Tea Tree Oil

Tea Tree OilTea tree oil is an excellent fighter against infections and has a pleasant smell, similar to that of a nutmeg. It is obtained from Melaleuca alternifolia, which grows only in Australia and is completely different from all kinds of Camellia genus, of which black, partially fermented and green tea is produced. The oil is obtained by steam distillation, and the quality products contain at least 40% terpine-4-ol, active ingredients that have therapeutic effect, and less than 5% of cineole, a substance that can cause skin irritation (in larger quantities). Its ”popularity” declined after the Second World War, when a mass production of antibiotcs begun. Today, however, it is used more and more than 700 tons of tea tree oild is produced per year.

How does it work?

Tea tree oil is used locally for the treatment of frequent infections. If applied to the skin, it almost completely disables the growth of potentially harmful fungi. Research has shown that it also works against many bacteria, even against those resistant to many powerful antibiotics. Doctors believe that this oil is so effective because it is easily mixed with fatty exudates of the skin so it can quickly and effectively act against germs.

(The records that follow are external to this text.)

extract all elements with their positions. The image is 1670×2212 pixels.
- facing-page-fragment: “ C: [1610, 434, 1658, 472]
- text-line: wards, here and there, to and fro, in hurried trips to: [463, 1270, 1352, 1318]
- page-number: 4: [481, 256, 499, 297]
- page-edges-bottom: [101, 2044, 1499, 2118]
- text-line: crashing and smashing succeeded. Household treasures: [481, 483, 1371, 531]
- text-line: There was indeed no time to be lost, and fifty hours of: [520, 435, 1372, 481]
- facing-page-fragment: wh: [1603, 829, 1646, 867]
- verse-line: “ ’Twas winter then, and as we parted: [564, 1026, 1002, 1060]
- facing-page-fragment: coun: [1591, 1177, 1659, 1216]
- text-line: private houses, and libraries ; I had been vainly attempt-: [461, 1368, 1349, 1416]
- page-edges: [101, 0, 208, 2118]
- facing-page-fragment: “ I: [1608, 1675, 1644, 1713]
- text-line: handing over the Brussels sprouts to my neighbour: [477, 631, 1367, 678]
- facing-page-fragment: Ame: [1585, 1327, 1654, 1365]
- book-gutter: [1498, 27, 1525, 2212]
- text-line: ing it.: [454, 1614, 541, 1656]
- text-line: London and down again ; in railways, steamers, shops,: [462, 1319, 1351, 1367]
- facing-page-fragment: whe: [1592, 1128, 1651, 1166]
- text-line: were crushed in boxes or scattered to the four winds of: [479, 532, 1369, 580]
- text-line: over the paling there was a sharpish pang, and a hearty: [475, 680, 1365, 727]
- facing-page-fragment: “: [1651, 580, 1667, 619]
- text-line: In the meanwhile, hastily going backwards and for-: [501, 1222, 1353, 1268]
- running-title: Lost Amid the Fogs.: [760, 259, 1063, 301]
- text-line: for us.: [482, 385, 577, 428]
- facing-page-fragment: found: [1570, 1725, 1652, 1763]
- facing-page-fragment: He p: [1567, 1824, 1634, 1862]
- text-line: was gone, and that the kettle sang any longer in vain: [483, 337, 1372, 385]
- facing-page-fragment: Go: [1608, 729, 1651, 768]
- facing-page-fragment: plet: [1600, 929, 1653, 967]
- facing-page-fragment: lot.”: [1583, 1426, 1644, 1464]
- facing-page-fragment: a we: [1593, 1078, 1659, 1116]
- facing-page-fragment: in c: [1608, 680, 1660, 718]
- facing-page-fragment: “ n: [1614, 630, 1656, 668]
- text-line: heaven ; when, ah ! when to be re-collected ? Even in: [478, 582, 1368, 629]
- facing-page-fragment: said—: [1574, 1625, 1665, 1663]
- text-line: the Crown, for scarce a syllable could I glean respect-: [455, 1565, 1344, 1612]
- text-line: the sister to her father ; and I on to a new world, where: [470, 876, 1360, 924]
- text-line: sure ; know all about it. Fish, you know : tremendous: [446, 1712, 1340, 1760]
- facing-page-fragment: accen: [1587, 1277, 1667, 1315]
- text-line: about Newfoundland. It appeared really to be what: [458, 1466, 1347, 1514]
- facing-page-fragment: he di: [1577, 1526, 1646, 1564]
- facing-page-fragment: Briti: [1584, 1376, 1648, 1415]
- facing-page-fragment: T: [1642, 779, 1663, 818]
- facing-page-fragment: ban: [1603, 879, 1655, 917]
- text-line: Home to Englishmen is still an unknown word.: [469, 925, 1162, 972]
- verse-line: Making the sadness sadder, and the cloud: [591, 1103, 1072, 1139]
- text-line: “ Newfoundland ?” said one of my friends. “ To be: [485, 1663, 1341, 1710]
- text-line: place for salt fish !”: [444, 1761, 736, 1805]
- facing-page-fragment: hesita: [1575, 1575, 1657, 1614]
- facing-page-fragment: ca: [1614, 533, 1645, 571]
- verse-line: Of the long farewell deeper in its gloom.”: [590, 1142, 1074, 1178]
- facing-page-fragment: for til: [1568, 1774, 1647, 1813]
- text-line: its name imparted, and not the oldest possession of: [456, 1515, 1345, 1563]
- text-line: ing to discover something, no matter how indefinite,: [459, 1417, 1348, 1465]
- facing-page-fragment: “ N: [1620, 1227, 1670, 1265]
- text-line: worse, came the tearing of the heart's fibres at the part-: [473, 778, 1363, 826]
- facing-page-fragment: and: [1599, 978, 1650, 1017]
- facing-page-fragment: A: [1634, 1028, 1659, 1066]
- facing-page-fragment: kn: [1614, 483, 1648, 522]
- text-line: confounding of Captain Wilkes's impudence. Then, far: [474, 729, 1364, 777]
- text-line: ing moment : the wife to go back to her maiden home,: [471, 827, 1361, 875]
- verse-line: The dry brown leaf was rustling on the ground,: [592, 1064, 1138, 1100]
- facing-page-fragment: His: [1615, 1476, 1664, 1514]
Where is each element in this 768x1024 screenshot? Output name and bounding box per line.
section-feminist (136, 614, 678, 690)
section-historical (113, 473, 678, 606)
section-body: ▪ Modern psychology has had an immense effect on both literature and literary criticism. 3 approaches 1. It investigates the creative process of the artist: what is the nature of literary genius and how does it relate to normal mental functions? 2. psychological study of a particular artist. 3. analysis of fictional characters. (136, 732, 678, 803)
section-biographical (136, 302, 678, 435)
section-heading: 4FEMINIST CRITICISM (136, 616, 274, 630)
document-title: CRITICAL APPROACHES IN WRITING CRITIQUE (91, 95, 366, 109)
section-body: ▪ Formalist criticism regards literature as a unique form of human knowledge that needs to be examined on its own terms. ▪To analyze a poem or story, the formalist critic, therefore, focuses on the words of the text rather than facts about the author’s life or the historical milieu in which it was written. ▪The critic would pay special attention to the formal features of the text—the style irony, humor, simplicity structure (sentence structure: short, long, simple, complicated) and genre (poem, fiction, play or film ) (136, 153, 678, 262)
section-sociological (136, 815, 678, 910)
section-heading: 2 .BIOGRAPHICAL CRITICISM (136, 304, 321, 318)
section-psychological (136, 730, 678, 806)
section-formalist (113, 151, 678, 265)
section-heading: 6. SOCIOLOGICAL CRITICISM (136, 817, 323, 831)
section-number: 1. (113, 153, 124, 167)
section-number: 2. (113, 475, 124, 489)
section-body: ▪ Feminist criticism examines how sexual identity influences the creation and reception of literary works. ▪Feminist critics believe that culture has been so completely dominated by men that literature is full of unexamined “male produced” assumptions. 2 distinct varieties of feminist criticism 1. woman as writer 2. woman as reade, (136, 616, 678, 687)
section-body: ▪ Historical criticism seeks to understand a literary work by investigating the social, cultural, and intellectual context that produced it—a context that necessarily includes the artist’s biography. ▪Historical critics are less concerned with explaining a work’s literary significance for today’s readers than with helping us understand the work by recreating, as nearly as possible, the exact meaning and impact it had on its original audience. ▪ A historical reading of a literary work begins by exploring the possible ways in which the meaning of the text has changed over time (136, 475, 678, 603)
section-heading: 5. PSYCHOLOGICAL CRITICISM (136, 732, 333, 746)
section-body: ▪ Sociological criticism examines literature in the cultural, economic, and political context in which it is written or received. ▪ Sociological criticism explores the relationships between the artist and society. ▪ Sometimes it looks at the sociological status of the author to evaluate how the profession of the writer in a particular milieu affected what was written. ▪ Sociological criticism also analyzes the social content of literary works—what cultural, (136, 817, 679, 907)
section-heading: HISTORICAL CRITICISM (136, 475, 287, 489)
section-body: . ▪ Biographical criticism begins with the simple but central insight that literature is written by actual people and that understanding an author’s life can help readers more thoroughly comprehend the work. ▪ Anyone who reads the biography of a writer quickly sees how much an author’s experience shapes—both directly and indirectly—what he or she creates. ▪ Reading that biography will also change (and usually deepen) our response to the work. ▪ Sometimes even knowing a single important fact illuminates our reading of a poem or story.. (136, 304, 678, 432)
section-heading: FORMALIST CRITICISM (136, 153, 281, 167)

MAIN USEFUL EFFECTS: the antiseptic action of tea tree oil is particularly useful in cuts and scratches, as well as in insect stings and bites. This oil stimulates healing of minor wounds, helps in preventing infections and reduces the potential of a possible scarring. It works against the Trichophyton fungi, the cause of athlete’s foot, skin infection around the sex organs and fingernails. It is also effective against Candida albicans fungi and Trichomonas vaginalis, which cause vaginal infections. Some fungal infections are very stubborn, and your doctor may need to prescribe a stronger conventional drug.

ADDITIONAL USEFUL EFFECTS: tea tree oil can be useful in treating acne. In one study, it was confirmed that in the treatment of this skin disease, gel containing 5% of tea oil is as effective as a 5% benzoic peroxide lotion, the active ingredient of most anti-acne non-prescription medicines. But tea oil causes less side effects – there was less scaling, dryness and itching of the skin than in the treatment with benzoyl peroxide preparations. Another study confirmed the efficacy of the solution with 0.5% content of tea tree oil in the protection agains Pityrosporum ovale fungus, which is a common cause of dandruff. This oil is sometimes recommended in the treatment of viral warts, but research has not confirmed the effectiveness of tea tree oil in these cases.

How to take it?

DOSAGE: For the treatment of athlete’s foot, skin injury and nail infection: apply one to two drops of pure, undiluted ointment oil to affected areas, two to three times a day. Creams or lotions can also be used. In cases of vaginal yeast infection: place vaginalete with tea tree oil twice a day, five days in a row.

USE GUIDELINES: tea tree oil is only applied locally, never take it orally; if someone (for example, a child) drinks it, call a doctor or send that person to the hospital. Rarely, in some people, tea tree oil can cause an allergic rash. So, if you think you’re alergic, put just a small amount of tea tree oil on your forearm. If you are allergic to it, redness or swelling will appear. In this case, dilute the tea oil with a small amount of cooking oil or almond oil and repeat the test on the other hand. If there is no reaction, it means you can use diluted oil.

Possible side effects

Tea tree oil is safe for local application, but occasionally skin irritation may occur. Like many other unrefined vegetable oils, it can also cause eye or mucous membranes irritation.

IMPORTANT: tea tree oil is only used locally (on skin and visible mucous membranes, as instructed). Do not drink it because it can be toxic. Avoid contact with eyes.
Consult your physician before the application of tea tree oil to deep open wounds.